# 02 - Clean and Normalize

## Overview
Standardize compounds, derive stints, attach tyre age, remove outliers.

## Inputs
- data/raw/*_laps.parquet

## Outputs
- data/interim/laps_interim.parquet
- data/interim/stints_interim.parquet

In [6]:
import sys
from pathlib import Path
sys.path.insert(0, str(Path.cwd().parent / 'src'))

import pandas as pd
from f1ts import config, io_flat, clean, validation

config.ensure_dirs()

## Load Raw Laps

In [7]:
raw_dir = config.paths()['data_raw']
laps_files = list(raw_dir.glob('*_laps.parquet'))

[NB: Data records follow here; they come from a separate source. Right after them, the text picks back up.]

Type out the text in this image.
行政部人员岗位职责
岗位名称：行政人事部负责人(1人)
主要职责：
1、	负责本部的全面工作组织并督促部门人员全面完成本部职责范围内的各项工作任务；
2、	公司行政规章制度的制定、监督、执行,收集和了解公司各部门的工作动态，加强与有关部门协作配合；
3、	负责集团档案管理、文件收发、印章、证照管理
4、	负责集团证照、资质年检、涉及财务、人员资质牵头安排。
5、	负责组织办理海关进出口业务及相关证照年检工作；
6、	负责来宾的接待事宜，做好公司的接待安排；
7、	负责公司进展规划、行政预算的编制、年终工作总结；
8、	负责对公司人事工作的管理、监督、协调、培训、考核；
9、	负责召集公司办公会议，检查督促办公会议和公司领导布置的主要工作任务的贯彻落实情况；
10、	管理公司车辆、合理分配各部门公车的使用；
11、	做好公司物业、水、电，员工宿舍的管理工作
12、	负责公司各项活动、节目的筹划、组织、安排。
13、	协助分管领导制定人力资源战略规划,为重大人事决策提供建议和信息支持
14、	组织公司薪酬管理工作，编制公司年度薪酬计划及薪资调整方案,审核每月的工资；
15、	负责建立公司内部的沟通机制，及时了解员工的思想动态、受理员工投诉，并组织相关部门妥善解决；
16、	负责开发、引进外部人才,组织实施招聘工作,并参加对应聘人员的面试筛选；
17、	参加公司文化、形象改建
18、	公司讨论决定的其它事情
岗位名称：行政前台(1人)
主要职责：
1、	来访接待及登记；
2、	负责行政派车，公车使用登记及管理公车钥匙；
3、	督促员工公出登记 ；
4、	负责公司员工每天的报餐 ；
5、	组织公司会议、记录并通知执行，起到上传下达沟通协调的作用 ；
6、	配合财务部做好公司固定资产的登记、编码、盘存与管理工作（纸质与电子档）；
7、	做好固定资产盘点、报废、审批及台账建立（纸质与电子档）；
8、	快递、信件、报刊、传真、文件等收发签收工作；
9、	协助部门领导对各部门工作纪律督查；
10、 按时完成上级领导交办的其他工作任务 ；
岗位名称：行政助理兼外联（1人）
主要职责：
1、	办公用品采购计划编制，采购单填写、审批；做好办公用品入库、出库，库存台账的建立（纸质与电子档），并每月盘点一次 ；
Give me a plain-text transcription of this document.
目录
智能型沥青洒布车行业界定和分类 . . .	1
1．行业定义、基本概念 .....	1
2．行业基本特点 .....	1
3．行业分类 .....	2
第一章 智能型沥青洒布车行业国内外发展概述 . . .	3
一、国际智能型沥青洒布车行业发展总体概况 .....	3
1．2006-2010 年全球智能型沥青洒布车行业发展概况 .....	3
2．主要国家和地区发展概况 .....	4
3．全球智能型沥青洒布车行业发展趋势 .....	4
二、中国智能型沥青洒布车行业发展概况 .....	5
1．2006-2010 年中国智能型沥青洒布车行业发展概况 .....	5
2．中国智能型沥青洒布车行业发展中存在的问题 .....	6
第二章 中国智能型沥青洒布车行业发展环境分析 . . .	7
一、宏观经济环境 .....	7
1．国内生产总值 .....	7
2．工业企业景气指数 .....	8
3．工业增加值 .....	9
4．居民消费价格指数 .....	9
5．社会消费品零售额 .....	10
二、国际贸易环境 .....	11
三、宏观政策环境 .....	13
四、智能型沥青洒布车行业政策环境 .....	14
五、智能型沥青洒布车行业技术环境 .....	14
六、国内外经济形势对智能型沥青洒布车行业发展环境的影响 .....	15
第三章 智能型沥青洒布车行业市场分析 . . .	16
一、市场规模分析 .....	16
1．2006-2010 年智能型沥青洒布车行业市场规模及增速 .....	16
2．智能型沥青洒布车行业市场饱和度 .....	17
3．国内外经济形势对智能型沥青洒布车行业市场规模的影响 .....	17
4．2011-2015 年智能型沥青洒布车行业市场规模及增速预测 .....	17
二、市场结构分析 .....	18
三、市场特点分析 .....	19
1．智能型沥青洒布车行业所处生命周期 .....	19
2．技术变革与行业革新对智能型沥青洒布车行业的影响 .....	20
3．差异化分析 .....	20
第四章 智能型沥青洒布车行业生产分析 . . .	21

print(f"Found {len(laps_files)} lap files")

all_laps = []
for laps_file in laps_files:
    laps = pd.read_parquet(laps_file)
    all_laps.append(laps)
    print(f"  Loaded {laps_file.name}: {len(laps):,} laps")

laps_raw = pd.concat(all_laps, ignore_index=True)
print(f"\nTotal laps: {len(laps_raw):,}")

Found 3 lap files
  Loaded 2023_3_R_laps.parquet: 882 laps
  Loaded 2023_1_R_laps.parquet: 1,035 laps
  Loaded 2023_2_R_laps.parquet: 904 laps

Total laps: 2,821


## Transform: Clean Pipeline

In [8]:
laps_clean, stints = clean.clean_pipeline(laps_raw)

print(f"\nCleaned laps: {len(laps_clean):,}")
print(f"Stints derived: {len(stints):,}")

Starting cleaning pipeline...
✓ Standardized compounds: 2,821 laps
✓ Derived 224 stints
✓ Attached tyre age
✓ Fixed data types
Removing 288 outlier laps (10.2%)
✓ Removed outliers: 2,533 laps remaining

Cleaned laps: 2,533
Stints derived: 224


## Validate

In [9]:
# Validate schema
required_lap_cols = ['session_key', 'driver', 'lap', 'compound', 'stint_id', 'tyre_age_laps']
validation.validate_schema(laps_clean, required_lap_cols, name='laps_interim')

# Validate no NAs in key columns
validation.assert_no_na(laps_clean, ['session_key', 'driver', 'lap', 'compound'], name='laps_interim')

# Check compounds
validation.validate_categorical(laps_clean, 'compound', set(config.VALID_COMPOUNDS), name='laps_interim')

print('\n✓ All validations passed')

✓ Schema validation passed for laps_interim
✓ No NA values in required columns for laps_interim
✓ Categorical validation passed for laps_interim.compound

✓ All validations passed


## Save

In [10]:
interim_dir = config.paths()['data_interim']

io_flat.write_parquet(laps_clean, interim_dir / 'laps_interim.parquet')
io_flat.write_parquet(stints, interim_dir / 'stints_interim.parquet')

print('\n✓ Saved interim data')

✓ Saved laps_interim.parquet: 2,533 rows, 13 cols
✓ Saved stints_interim.parquet: 224 rows, 7 cols

✓ Saved interim data


## Repro Notes

- Standardized compounds
- Derived stints based on pit stops and compound changes
- Attached tyre age
- Removed outliers using MAD
- All validations passed